2. **API keys are region-specific.** Use the `ap-southeast-1` (Singapore) endpoint with your API key.
3. **openai SDK version:** Requires ≥1.55.0. Older versions conflict with httpx ≥0.28, causing a `proxies` TypeError.
4. **Thinking mode varies by model.** `qwen3.6-plus`, `qwen3.5-plus` and `qwen3.5-flash` have thinking mode enabled by default; other models have it off. Only override with `enable_thinking` when you want to change the default behavior.
5. **Function calling constraints.** `tools` cannot be used with `stream=True` (older limitation; some newer models support it). Also incompatible with `n > 1`.
6. **messages format.** `system` role can only appear at `messages[0]`. The last message must have the `user` role.
7. **Some models have limited regional availability.** `qwen-long` (10M context), `qwen-math-plus`, and third-party
   models are not available in `ap-southeast-1`. Check
   the [Model List](https://www.qwencloud.com/models) for the latest availability.

---

## FAQ

**Q: How do I migrate from OpenAI?**
A: Change three values: `api_key` to your DASHSCOPE_API_KEY, `base_url` to the corresponding regional endpoint, and `model` to a Qwen model name. All other code remains compatible.

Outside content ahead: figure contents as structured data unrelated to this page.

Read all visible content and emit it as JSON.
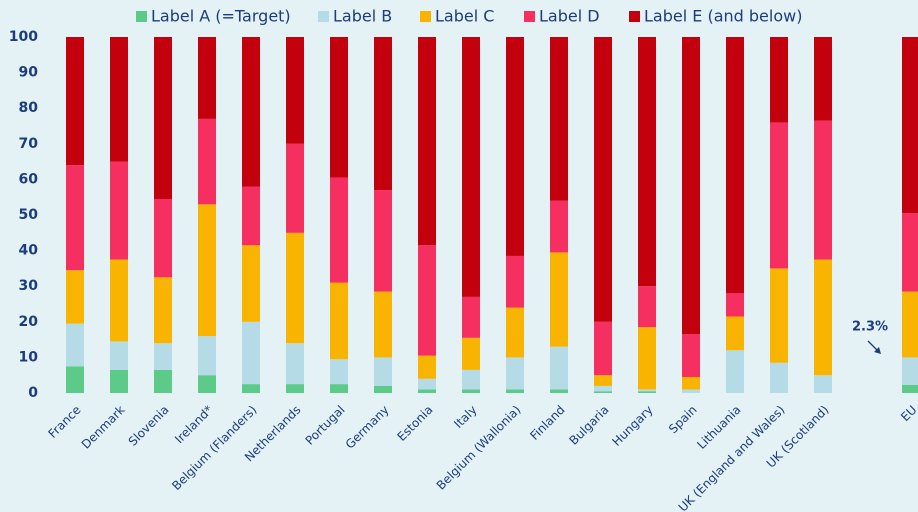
{
  "chart_data": {
    "type": "stacked_bar",
    "categories": [
      "France",
      "Denmark",
      "Slovenia",
      "Ireland*",
      "Belgium (Flanders)",
      "Netherlands",
      "Portugal",
      "Germany",
      "Estonia",
      "Italy",
      "Belgium (Wallonia)",
      "Finland",
      "Bulgaria",
      "Hungary",
      "Spain",
      "Lithuania",
      "UK (England and Wales)",
      "UK (Scotland)",
      null,
      "EU"
    ],
    "series": [
      {
        "name": "Label A (=Target)",
        "color": "#5ccb8a",
        "values": [
          7.5,
          6.5,
          6.5,
          5,
          2.5,
          2.5,
          2.5,
          2,
          1,
          1,
          1,
          1,
          0.5,
          0.5,
          0,
          0,
          0,
          0,
          null,
          2.3
        ]
      },
      {
        "name": "Label B",
        "color": "#b5dbe6",
        "values": [
          12,
          8,
          7.5,
          11,
          17.5,
          11.5,
          7,
          8,
          3,
          5.5,
          9,
          12,
          1.5,
          0.5,
          1,
          12,
          8.5,
          5,
          null,
          7.7
        ]
      },
      {
        "name": "Label C",
        "color": "#f8b400",
        "values": [
          15,
          23,
          18.5,
          37,
          21.5,
          31,
          21.5,
          18.5,
          6.5,
          9,
          14,
          26.5,
          3,
          17.5,
          3.5,
          9.5,
          26.5,
          32.5,
          null,
          18.5
        ]
      },
      {
        "name": "Label D",
        "color": "#f52f5f",
        "values": [
          29.5,
          27.5,
          22,
          24,
          16.5,
          25,
          29.5,
          28.5,
          31,
          11.5,
          14.5,
          14.5,
          15,
          11.5,
          12,
          6.5,
          41,
          39,
          null,
          22
        ]
      },
      {
        "name": "Label E (and below)",
        "color": "#c2000e",
        "values": [
          36,
          35,
          45.5,
          23,
          42,
          30,
          39.5,
          43,
          58.5,
          73,
          61.5,
          46,
          80,
          70,
          83.5,
          72,
          24,
          23.5,
          null,
          49.5
        ]
      }
    ],
    "ylim": [
      0,
      100
    ],
    "yticks": [
      0,
      10,
      20,
      30,
      40,
      50,
      60,
      70,
      80,
      90,
      100
    ],
    "annotations": [
      "2.3%"
    ],
    "legend": "top"
  }
}
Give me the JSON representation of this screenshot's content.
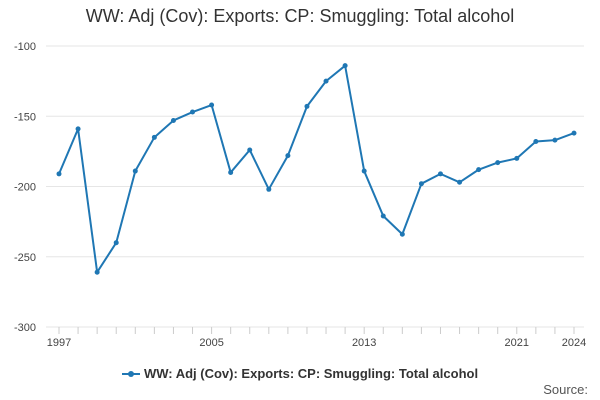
{
  "chart_data": {
    "type": "line",
    "title": "WW: Adj (Cov): Exports: CP: Smuggling: Total alcohol",
    "xlabel": "",
    "ylabel": "",
    "x": [
      1997,
      1998,
      1999,
      2000,
      2001,
      2002,
      2003,
      2004,
      2005,
      2006,
      2007,
      2008,
      2009,
      2010,
      2011,
      2012,
      2013,
      2014,
      2015,
      2016,
      2017,
      2018,
      2019,
      2020,
      2021,
      2022,
      2023,
      2024
    ],
    "series": [
      {
        "name": "WW: Adj (Cov): Exports: CP: Smuggling: Total alcohol",
        "color": "#1f77b4",
        "values": [
          -191,
          -159,
          -261,
          -240,
          -189,
          -165,
          -153,
          -147,
          -142,
          -190,
          -174,
          -202,
          -178,
          -143,
          -125,
          -114,
          -189,
          -221,
          -234,
          -198,
          -191,
          -197,
          -188,
          -183,
          -180,
          -168,
          -167,
          -162
        ]
      }
    ],
    "ylim": [
      -300,
      -100
    ],
    "yticks": [
      -100,
      -150,
      -200,
      -250,
      -300
    ],
    "xtick_labels": [
      1997,
      2005,
      2013,
      2021,
      2024
    ],
    "grid": true,
    "legend_position": "bottom"
  },
  "footer": {
    "source_label": "Source:"
  }
}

**Q: When should I use streaming vs. non-streaming?**
A: Use streaming for interactive scenarios (chat, real-time output). Use non-streaming for batch processing or when you need the complete JSON response at once. With streaming, set `stream_options={"include_usage": True}` to receive token usage in the last chunk.

**Q: Which models support function calling?**
A: Qwen-Max/Plus/Flash/Turbo series, Qwen3.5/3/2.5 series, qwen3-vl-plus/flash, qwen3-omni-flash, and third-party models (deepseek, kimi, glm).

**Q: What is the difference between `qwen3.6-plus` and `qwen3.5-plus`?**
A: `qwen3.6-plus` is the latest flagship model (2026-04-02) with 1M context and best balance of quality, speed, and cost. `qwen3.5-plus` is the previous generation. `qwen3.6-plus` is recommended for new projects.

**Q: How do I control output length?**
A: Use `max_tokens` to limit output token count. Use `stop` to set stop sequences. Each model has its own default output limit.

**Q: What should I do when I get a 429 error?**
A: 429 indicates QPS/QPM rate limit exceeded or insufficient quota. Implement exponential backoff retry, or check remaining quota in the console.